KOTA MALANG – malangpagi.com
Reaksi masyarakat terus bermunculan, pasca disahkannya Rancangan Undang-Undang (RUU) Cipta Kerja menjadi Undang-Undang (UU) Cipta Kerja dalam rapat paripurna DRP RI, Senin (5/10/2020) lalu.
Pro dan kontra seputar pengesahan RUU ini terus bermunculan. Berbagai bentuk penolakan terjadi, dari media sosial hingga unjuk rasa di sejumlah wilayah, yang tak sedikit yang berujung aksi anarkistis.
Dalam wawancara singkat dengan Malang Pagi, Kamis (8/10/2020), Chandra A Irawan yang berprofesi sebagai pengacara mengingatkan mahasiswa untuk mewaspadai potensi adanya penyusup.
“Teman-teman dari elemen mahasiswa harap selalu merapatkan barisan dan mengecek kanan kiri, untuk memastikan setiap pendemo harus memakai jaket almamater. Sehingga, jika ditemukan ada orang tidak dikenal segera dikeluarkan dari barisan, dan dilaporkan ke pihak kepolisian. Karena banyak peserta demo yang tidak beridentitas,” ujar anggota direktorat hukum Dewan Pengurus Wilayah (DPW) Partai Solidaritas Indonesia (PSI) Jawa Timur itu.
Ia juga berpendapat, ada jalur yang lebih elegan dibanding melakukan aksi demonstrasi yang berisiko berujung kericuhan. Yaitu dengan mengajukan judicial review ke Mahkamah Konstitusi.
Dikutip dari bisnis.com, dalam praktiknya, judicial review UU terhadap UUD 1945 dilakukan oleh Mahkamah Konstitusi (MK). Sementara, pengujian peraturan perundang-undangan di bawah UU terhadap UU dilakukan oleh Mahkamah Agung (MA).
Pemohon adalah pihak yang menganggap hak dan atau kewenangan konstitusionalnya dirugikan oleh berlakunya undang-undang. Yaitu:
- Perorangan warga negara Indonesia,
- Kesatuan masyarakat atau hukum adat sepanjang masih hidup dan sesuai dengan perkembangan masyarakat dan prinsip negara kesatuan Republik Indonesia yang diatur dalam undang-undang,
- Badan hukum publik atau privat,
- Lembaga negara
Lalu bagaimanakah prosedur pengajuan judicial review?
Pengajuan permohonan Judicial Review ke MK, diajukan langsung ke Mahkamah Kontitusi Jakarta atau bisa mendaftar melalui Mahkamah Konstitusi.
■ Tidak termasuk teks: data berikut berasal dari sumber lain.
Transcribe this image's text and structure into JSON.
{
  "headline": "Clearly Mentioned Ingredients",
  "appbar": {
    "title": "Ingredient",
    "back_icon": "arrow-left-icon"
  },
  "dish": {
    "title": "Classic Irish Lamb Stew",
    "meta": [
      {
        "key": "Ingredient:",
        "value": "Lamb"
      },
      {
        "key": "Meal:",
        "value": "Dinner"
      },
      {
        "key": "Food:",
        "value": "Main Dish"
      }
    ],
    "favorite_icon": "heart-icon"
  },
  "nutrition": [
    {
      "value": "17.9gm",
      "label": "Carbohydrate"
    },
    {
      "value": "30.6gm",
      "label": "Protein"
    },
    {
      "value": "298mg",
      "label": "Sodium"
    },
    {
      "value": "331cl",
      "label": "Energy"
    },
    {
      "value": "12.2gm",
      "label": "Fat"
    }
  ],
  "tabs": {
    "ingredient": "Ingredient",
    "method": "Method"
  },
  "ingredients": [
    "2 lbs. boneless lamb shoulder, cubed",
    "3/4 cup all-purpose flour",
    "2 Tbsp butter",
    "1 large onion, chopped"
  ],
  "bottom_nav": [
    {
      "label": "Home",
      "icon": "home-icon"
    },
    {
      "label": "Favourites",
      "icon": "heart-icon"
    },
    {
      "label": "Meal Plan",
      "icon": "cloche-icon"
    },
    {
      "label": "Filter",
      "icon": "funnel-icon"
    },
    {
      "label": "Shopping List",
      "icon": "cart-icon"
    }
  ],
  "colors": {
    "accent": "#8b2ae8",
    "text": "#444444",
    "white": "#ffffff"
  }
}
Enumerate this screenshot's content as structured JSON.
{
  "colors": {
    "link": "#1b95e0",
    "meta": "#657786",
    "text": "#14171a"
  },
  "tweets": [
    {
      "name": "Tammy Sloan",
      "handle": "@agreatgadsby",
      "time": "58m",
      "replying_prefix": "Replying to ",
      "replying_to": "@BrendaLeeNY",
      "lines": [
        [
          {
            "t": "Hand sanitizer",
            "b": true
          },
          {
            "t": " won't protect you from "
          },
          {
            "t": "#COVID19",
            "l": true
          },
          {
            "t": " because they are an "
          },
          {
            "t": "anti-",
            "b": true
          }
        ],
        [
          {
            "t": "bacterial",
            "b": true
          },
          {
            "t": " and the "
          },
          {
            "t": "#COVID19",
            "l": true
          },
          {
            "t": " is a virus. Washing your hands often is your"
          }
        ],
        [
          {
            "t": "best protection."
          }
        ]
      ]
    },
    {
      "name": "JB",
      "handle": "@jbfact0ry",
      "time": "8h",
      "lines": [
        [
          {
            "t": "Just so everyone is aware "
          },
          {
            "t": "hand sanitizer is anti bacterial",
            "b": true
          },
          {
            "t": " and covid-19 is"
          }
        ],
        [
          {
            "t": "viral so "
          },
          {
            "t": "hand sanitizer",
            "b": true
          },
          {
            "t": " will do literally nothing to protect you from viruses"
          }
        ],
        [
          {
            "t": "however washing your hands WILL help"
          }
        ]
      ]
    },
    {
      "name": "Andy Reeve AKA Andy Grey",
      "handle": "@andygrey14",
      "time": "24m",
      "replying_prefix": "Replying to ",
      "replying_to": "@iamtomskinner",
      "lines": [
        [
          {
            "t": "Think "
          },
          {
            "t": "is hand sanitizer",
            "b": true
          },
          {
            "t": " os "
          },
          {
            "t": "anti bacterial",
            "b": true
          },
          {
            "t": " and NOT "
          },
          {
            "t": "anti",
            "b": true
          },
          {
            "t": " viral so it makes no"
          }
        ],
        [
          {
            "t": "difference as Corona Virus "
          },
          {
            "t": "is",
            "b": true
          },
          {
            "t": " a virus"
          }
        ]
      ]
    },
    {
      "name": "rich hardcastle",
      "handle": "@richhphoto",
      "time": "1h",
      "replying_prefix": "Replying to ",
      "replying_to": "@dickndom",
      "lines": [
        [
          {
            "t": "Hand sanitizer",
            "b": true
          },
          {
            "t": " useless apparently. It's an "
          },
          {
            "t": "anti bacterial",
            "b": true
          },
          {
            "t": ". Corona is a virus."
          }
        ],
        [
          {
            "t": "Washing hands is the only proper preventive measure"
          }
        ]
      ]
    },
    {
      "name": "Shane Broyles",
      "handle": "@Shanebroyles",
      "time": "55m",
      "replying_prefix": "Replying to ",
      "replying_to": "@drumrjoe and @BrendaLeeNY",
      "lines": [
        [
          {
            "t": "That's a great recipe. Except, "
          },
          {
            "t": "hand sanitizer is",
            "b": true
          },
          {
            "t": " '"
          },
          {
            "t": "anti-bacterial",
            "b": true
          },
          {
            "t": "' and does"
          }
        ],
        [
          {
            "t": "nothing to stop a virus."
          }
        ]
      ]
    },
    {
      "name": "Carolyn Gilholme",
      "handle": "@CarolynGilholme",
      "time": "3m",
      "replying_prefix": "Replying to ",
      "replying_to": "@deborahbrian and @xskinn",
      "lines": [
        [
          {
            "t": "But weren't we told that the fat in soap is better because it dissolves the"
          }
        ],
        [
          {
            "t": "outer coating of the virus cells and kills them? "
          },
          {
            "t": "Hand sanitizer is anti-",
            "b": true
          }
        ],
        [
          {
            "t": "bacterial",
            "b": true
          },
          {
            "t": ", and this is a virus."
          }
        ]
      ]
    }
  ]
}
Permohonan harus ditulis dengan bahasa Indonesia yang baku ditandatangani oleh pemohon atau kuasa, dan dibuat dalam 12 rangkap. Permohonan yang dibuat harus memuat jenis perkara yang dimaksud, disertai bukti pendukung yang sistematika, seperti identitas dan legal standing posita, posita petitum dan petitum.
Adapun prosedur pendaftaran sebagai berikut
Pemeriksaan permohonan kelengkapan panitera. Jika belum lengkap akan diberitahukan, dan wajib dilengkapi maksimal tujuh hari sejak diberitahu.
Registrasi harus sesuai dengan perkara. Dengan waktu tujuh hari sejak registrasi untuk perkara. Setelah berkas permohonan judicial review masuk, maka dalam 14 hari kerja setelah registrasi ditetapkan Hari Sidang I (kecuali perkara Perselisihan Hasil Pemilu) akan ditetapkan jadwal sidang. Para pihak berperkara kemudian diberitahu/dipanggil, dan jadwal sidang perkara tersebut diumumkan kepada masyarakat.
Perlu juga diketahui tentang pemberian salinan permohonan saat memasukan berkas permohonan ke MK untuk Pengujian Undang-Undang, serta salinan permohonan yang akan disampaikan kepada Presiden dan DPR.
Permohonan diberitahukan dahulu kepada Mahkamah Agung, mengenai dasar hukum pengujian formal undang-undang wewenang MK untuk melakukan pengujian undang-undang terhadap konstitusi tercantum dalam pasal 24C ayat (1) UUD 1945 yang berbunyi, ”Mahkamah Konstitusi berwenang mengadili pada tingkat pertama dan terakhir yang putusannya bersifat final untuk menguji undang-undang terhadap Undang-Undang Dasar.”
Syarat mutlak pengajuan judicial review ke MK, undang-undang harus terlebih dahulu secara resmi diundangkan, untuk mendapat nomer undang-undang dan dicatat dalam lembaran negara.
Sedangkan saat ini, UU Cipta Kerja baru saja disahkan, tetapi belum diundangkan. Karena harus melalui proses tandatangan Presiden. Sehingga belum bisa diajukan sebagai dasar pengajuan judicial review.